The second wave added Fidelity International’s Giselle Lai, Mastercard’s Christian Rau, Ripple’s Fiona Murray, Swift’s Avalon Ingram, former Federal Reserve Chief Innovation Officer Sunayna Tuteja, Pantera Capital’s Franklin Bi, Franklin Templeton’s Chetan Karkhanis, Ethereum Foundation’s David Walsh, SBI Holdings’ Yoshitaka Kitao, former White House advisor Carole House, and Takafumi Horie. They join the May-announced roster that already included Uniswap’s Hayden Adams and Coinbase’s John D’Agostino.
Why are major banks and payment networks sending senior executives?
Japan’s cabinet approved a bill on April 10, 2026, to reclassify crypto as a financial instrument under the Financial Instruments and Exchange Act (FIEA). The reclassification is expected to take effect as early as 2027, after Diet passage, and is drawing the same Western asset managers and Japanese megabanks that already operate in Tokyo’s regulated capital markets.

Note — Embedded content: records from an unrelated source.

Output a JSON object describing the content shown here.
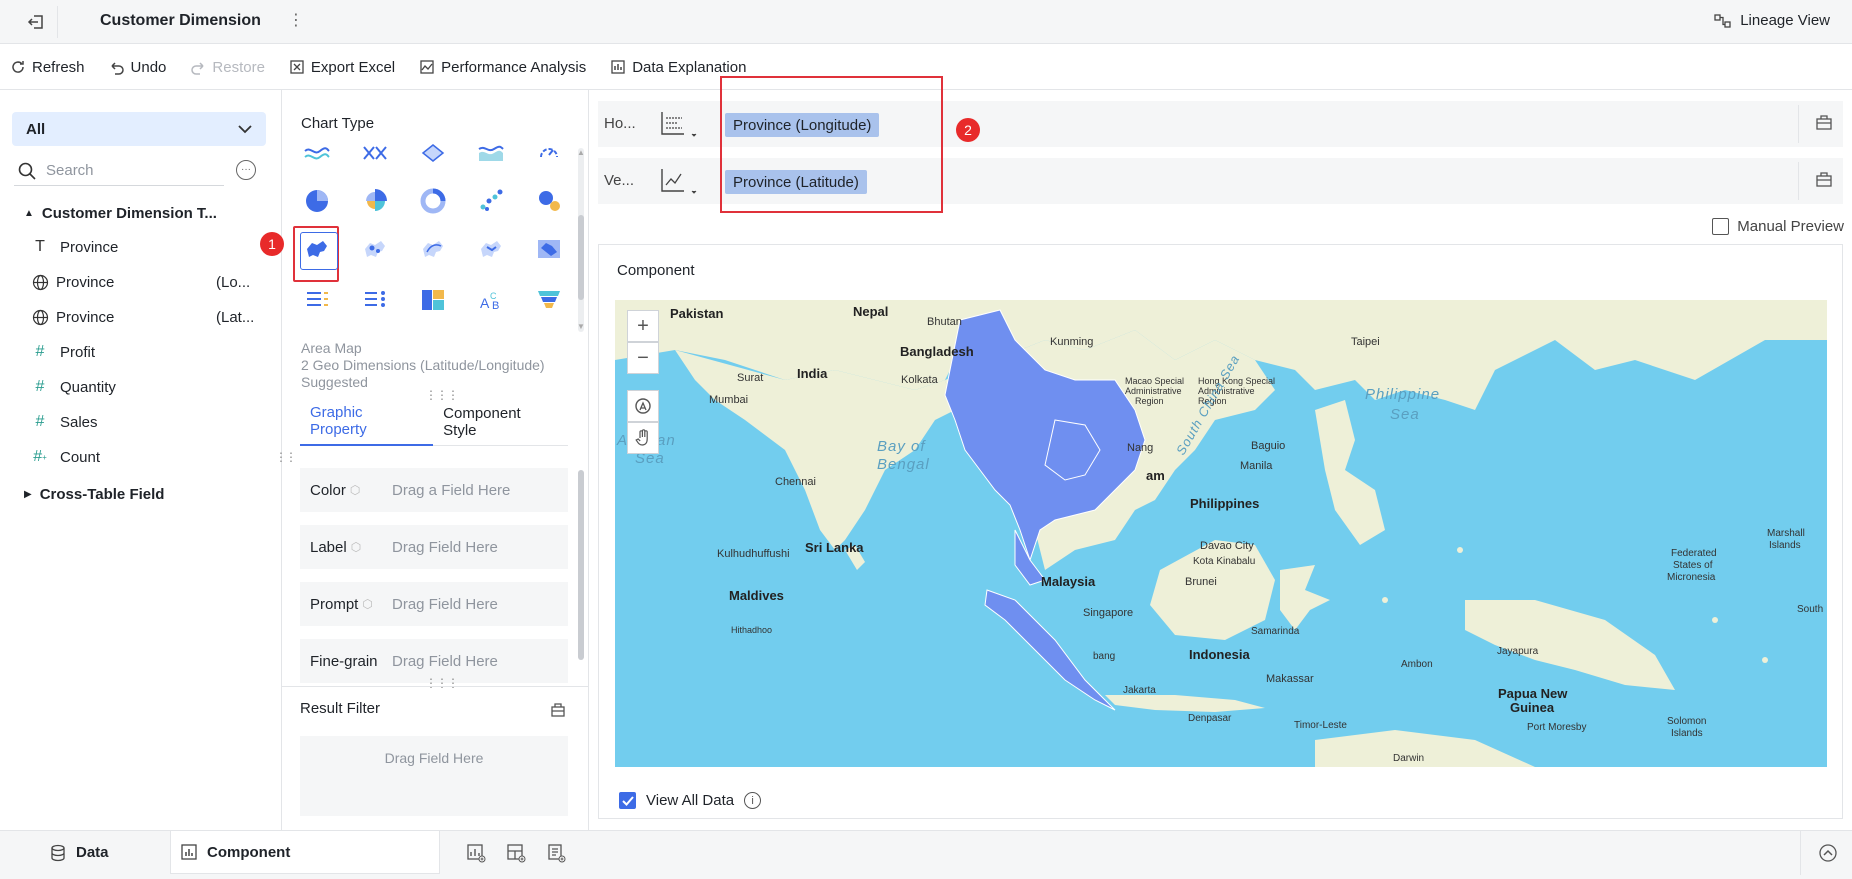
{
  "header": {
    "title": "Customer Dimension",
    "lineage_label": "Lineage View"
  },
  "toolbar": {
    "refresh": "Refresh",
    "undo": "Undo",
    "restore": "Restore",
    "export_excel": "Export Excel",
    "performance_analysis": "Performance Analysis",
    "data_explanation": "Data Explanation"
  },
  "left": {
    "dropdown_value": "All",
    "search_placeholder": "Search",
    "group_title": "Customer Dimension T...",
    "fields": [
      {
        "icon": "text-icon",
        "label": "Province",
        "suffix": ""
      },
      {
        "icon": "globe-icon",
        "label": "Province",
        "suffix": "(Lo..."
      },
      {
        "icon": "globe-icon",
        "label": "Province",
        "suffix": "(Lat..."
      },
      {
        "icon": "hash-icon",
        "label": "Profit",
        "suffix": ""
      },
      {
        "icon": "hash-icon",
        "label": "Quantity",
        "suffix": ""
      },
      {
        "icon": "hash-icon",
        "label": "Sales",
        "suffix": ""
      },
      {
        "icon": "count-icon",
        "label": "Count",
        "suffix": ""
      }
    ],
    "cross_table": "Cross-Table Field"
  },
  "middle": {
    "chart_type_label": "Chart Type",
    "badge1": "1",
    "area_info": [
      "Area Map",
      "2 Geo Dimensions (Latitude/Longitude)",
      "Suggested"
    ],
    "tabs": [
      "Graphic Property",
      "Component Style"
    ],
    "props": [
      {
        "label": "Color",
        "drop": "Drag a Field Here"
      },
      {
        "label": "Label",
        "drop": "Drag Field Here"
      },
      {
        "label": "Prompt",
        "drop": "Drag Field Here"
      },
      {
        "label": "Fine-grain",
        "drop": "Drag Field Here"
      }
    ],
    "result_filter": "Result Filter",
    "result_filter_drop": "Drag Field Here"
  },
  "right": {
    "horizontal_label": "Ho...",
    "vertical_label": "Ve...",
    "horizontal_pill": "Province (Longitude)",
    "vertical_pill": "Province (Latitude)",
    "badge2": "2",
    "manual_preview": "Manual Preview",
    "component_label": "Component",
    "view_all": "View All Data"
  },
  "map": {
    "zoom_in": "+",
    "zoom_out": "−",
    "labels": [
      {
        "t": "Pakistan",
        "c": "b"
      },
      {
        "t": "Nepal",
        "c": "b"
      },
      {
        "t": "Bhutan",
        "c": ""
      },
      {
        "t": "Bangladesh",
        "c": "b"
      },
      {
        "t": "Kunming",
        "c": ""
      },
      {
        "t": "Taipei",
        "c": ""
      },
      {
        "t": "India",
        "c": "b"
      },
      {
        "t": "Surat",
        "c": ""
      },
      {
        "t": "Kolkata",
        "c": ""
      },
      {
        "t": "Mumbai",
        "c": ""
      },
      {
        "t": "Macao Special",
        "c": ""
      },
      {
        "t": "Administrative",
        "c": ""
      },
      {
        "t": "Region",
        "c": ""
      },
      {
        "t": "Hong Kong Special",
        "c": ""
      },
      {
        "t": "Administrative",
        "c": ""
      },
      {
        "t": "Region",
        "c": ""
      },
      {
        "t": "Philippine",
        "c": "sea"
      },
      {
        "t": "Sea",
        "c": "sea"
      },
      {
        "t": "Arabian",
        "c": "sea"
      },
      {
        "t": "Sea",
        "c": "sea"
      },
      {
        "t": "Bay of",
        "c": "sea"
      },
      {
        "t": "Bengal",
        "c": "sea"
      },
      {
        "t": "Chennai",
        "c": ""
      },
      {
        "t": "Nang",
        "c": ""
      },
      {
        "t": "am",
        "c": "b"
      },
      {
        "t": "Baguio",
        "c": ""
      },
      {
        "t": "Manila",
        "c": ""
      },
      {
        "t": "Philippines",
        "c": "b"
      },
      {
        "t": "South China Sea",
        "c": "sea"
      },
      {
        "t": "Kulhudhuffushi",
        "c": ""
      },
      {
        "t": "Sri Lanka",
        "c": "b"
      },
      {
        "t": "Davao City",
        "c": ""
      },
      {
        "t": "Kota Kinabalu",
        "c": ""
      },
      {
        "t": "Malaysia",
        "c": "b"
      },
      {
        "t": "Brunei",
        "c": ""
      },
      {
        "t": "Marshall",
        "c": ""
      },
      {
        "t": "Islands",
        "c": ""
      },
      {
        "t": "Federated",
        "c": ""
      },
      {
        "t": "States of",
        "c": ""
      },
      {
        "t": "Micronesia",
        "c": ""
      },
      {
        "t": "Maldives",
        "c": "b"
      },
      {
        "t": "Singapore",
        "c": ""
      },
      {
        "t": "Hithadhoo",
        "c": ""
      },
      {
        "t": "Samarinda",
        "c": ""
      },
      {
        "t": "Jayapura",
        "c": ""
      },
      {
        "t": "Indonesia",
        "c": "b"
      },
      {
        "t": "Ambon",
        "c": ""
      },
      {
        "t": "South",
        "c": ""
      },
      {
        "t": "Makassar",
        "c": ""
      },
      {
        "t": "Papua New",
        "c": "b"
      },
      {
        "t": "Guinea",
        "c": "b"
      },
      {
        "t": "Jakarta",
        "c": ""
      },
      {
        "t": "Denpasar",
        "c": ""
      },
      {
        "t": "Timor-Leste",
        "c": ""
      },
      {
        "t": "Port Moresby",
        "c": ""
      },
      {
        "t": "Solomon",
        "c": ""
      },
      {
        "t": "Islands",
        "c": ""
      },
      {
        "t": "Darwin",
        "c": ""
      },
      {
        "t": "bang",
        "c": ""
      }
    ]
  },
  "bottom": {
    "data_tab": "Data",
    "component_tab": "Component"
  },
  "colors": {
    "accent": "#3d6be6",
    "highlight": "#e0313a",
    "pill": "#a9c2ec",
    "sea": "#72cdee",
    "land": "#eef0d8",
    "region": "#6f8ff0"
  }
}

What is the conference’s main theme this year?
“Beyond the Screen, Connecting the Nodes,” CoinPost said. The agenda ties together stablecoins, tokenized capital markets, AI and digital assets, and the regulatory frameworks shaping institutional adoption across Asia.

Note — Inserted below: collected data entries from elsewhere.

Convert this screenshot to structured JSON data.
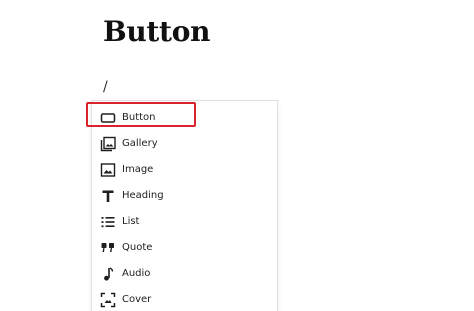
{
  "page": {
    "title": "Button",
    "slash_text": "/"
  },
  "inserter": {
    "items": [
      {
        "label": "Button",
        "icon": "button-icon"
      },
      {
        "label": "Gallery",
        "icon": "gallery-icon"
      },
      {
        "label": "Image",
        "icon": "image-icon"
      },
      {
        "label": "Heading",
        "icon": "heading-icon"
      },
      {
        "label": "List",
        "icon": "list-icon"
      },
      {
        "label": "Quote",
        "icon": "quote-icon"
      },
      {
        "label": "Audio",
        "icon": "audio-icon"
      },
      {
        "label": "Cover",
        "icon": "cover-icon"
      }
    ],
    "selected_index": 0
  },
  "colors": {
    "highlight": "#d9232d",
    "text": "#1e1e1e",
    "border": "#e0e0e0"
  }
}
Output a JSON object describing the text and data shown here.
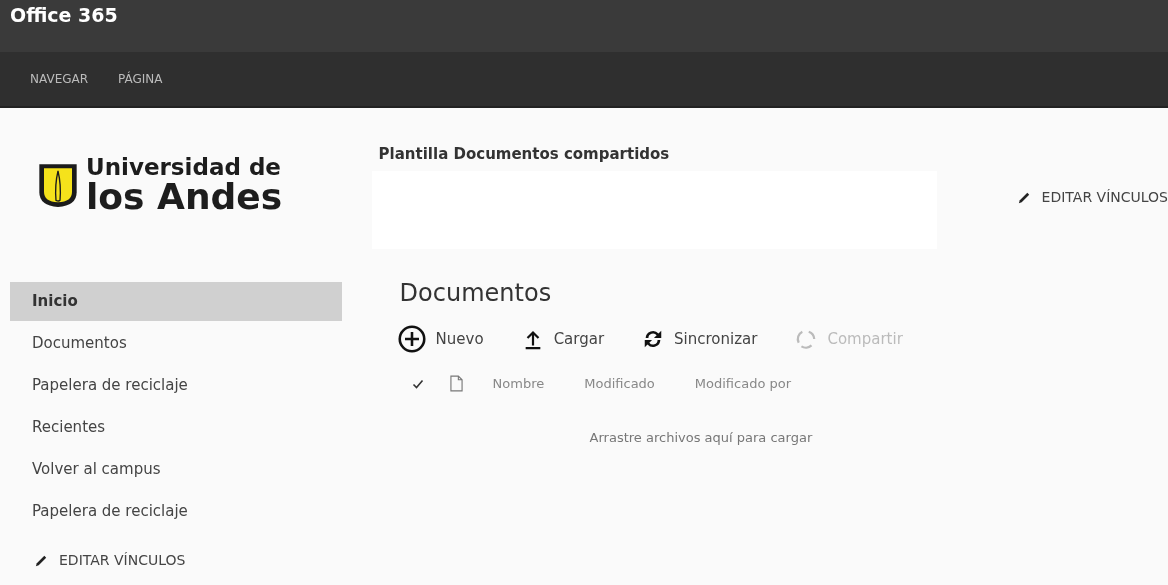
{
  "app_title": "Office 365",
  "ribbon_tabs": [
    {
      "label": "NAVEGAR",
      "selected": false
    },
    {
      "label": "PÁGINA",
      "selected": false
    }
  ],
  "logo": {
    "line_1": "Universidad de",
    "line_2": "los Andes"
  },
  "site_title": "Plantilla Documentos compartidos",
  "top_edit_links": "EDITAR VÍNCULOS",
  "sidebar": {
    "items": [
      {
        "label": "Inicio",
        "selected": true
      },
      {
        "label": "Documentos",
        "selected": false
      },
      {
        "label": "Papelera de reciclaje",
        "selected": false
      },
      {
        "label": "Recientes",
        "selected": false
      },
      {
        "label": "Volver al campus",
        "selected": false
      },
      {
        "label": "Papelera de reciclaje",
        "selected": false
      }
    ],
    "edit_links": "EDITAR VÍNCULOS"
  },
  "library": {
    "title": "Documentos",
    "commands": [
      {
        "kind": "new",
        "label": "Nuevo",
        "disabled": false
      },
      {
        "kind": "upload",
        "label": "Cargar",
        "disabled": false
      },
      {
        "kind": "sync",
        "label": "Sincronizar",
        "disabled": false
      },
      {
        "kind": "share",
        "label": "Compartir",
        "disabled": true
      }
    ],
    "columns": [
      "Nombre",
      "Modificado",
      "Modificado por"
    ],
    "empty_message": "Arrastre archivos aquí para cargar"
  }
}
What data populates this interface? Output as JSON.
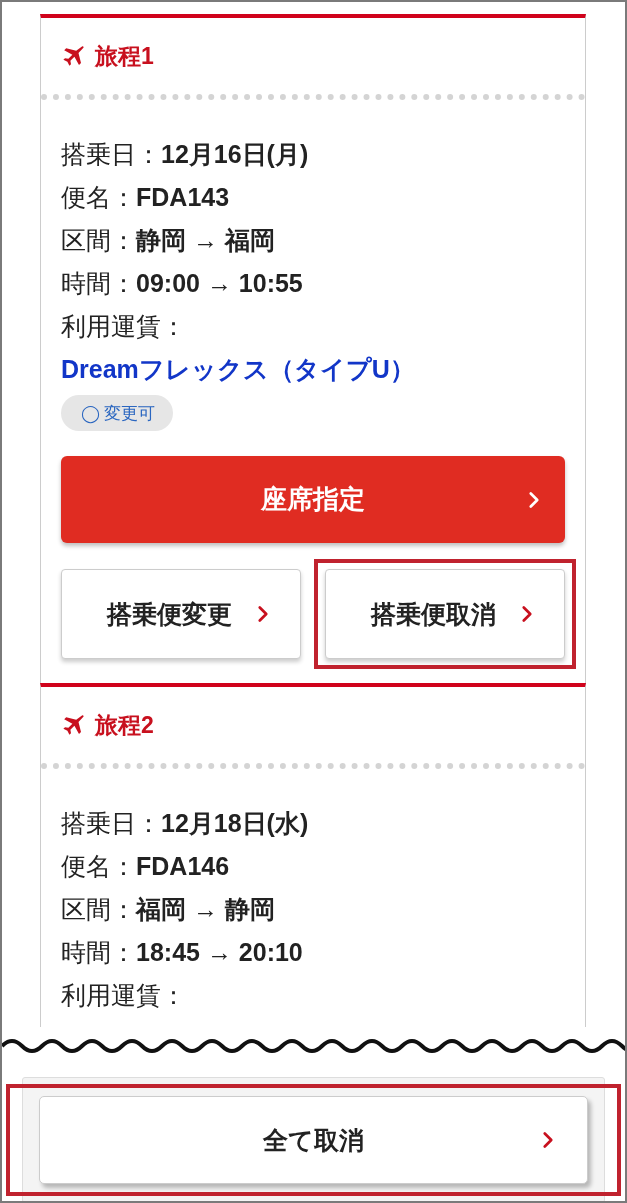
{
  "itineraries": [
    {
      "title": "旅程1",
      "details": [
        "搭乗日：**12月16日(月)**",
        "便名：**FDA143**",
        "区間：**静岡 → 福岡**",
        "時間：**09:00 → 10:55**",
        "利用運賃："
      ],
      "fare": "Dreamフレックス（タイプU）",
      "badge": {
        "symbol": "◯",
        "label": "変更可"
      },
      "actions": [
        {
          "label": "座席指定",
          "kind": "primary",
          "highlighted": false
        },
        {
          "label": "搭乗便変更",
          "kind": "secondary",
          "highlighted": false
        },
        {
          "label": "搭乗便取消",
          "kind": "secondary",
          "highlighted": true
        }
      ]
    },
    {
      "title": "旅程2",
      "details": [
        "搭乗日：**12月18日(水)**",
        "便名：**FDA146**",
        "区間：**福岡 → 静岡**",
        "時間：**18:45 → 20:10**",
        "利用運賃："
      ]
    }
  ],
  "footer_button": {
    "label": "全て取消",
    "highlighted": true
  }
}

How can readers attend or follow WebX 2026?
Registration, the full agenda, and the speaker list are posted at webx-asia.com. CoinPost plans more than 170 side events across Tokyo during the conference window, a format carried over from the 2025 edition.
Disclaimer: This article is for informational purposes only and does not constitute investment advice. Cryptocurrency assets carry substantial risk, including total loss of principal, and readers should consult a qualified financial professional before making any decisions. Figures are accurate as of publication on June 30, 2026.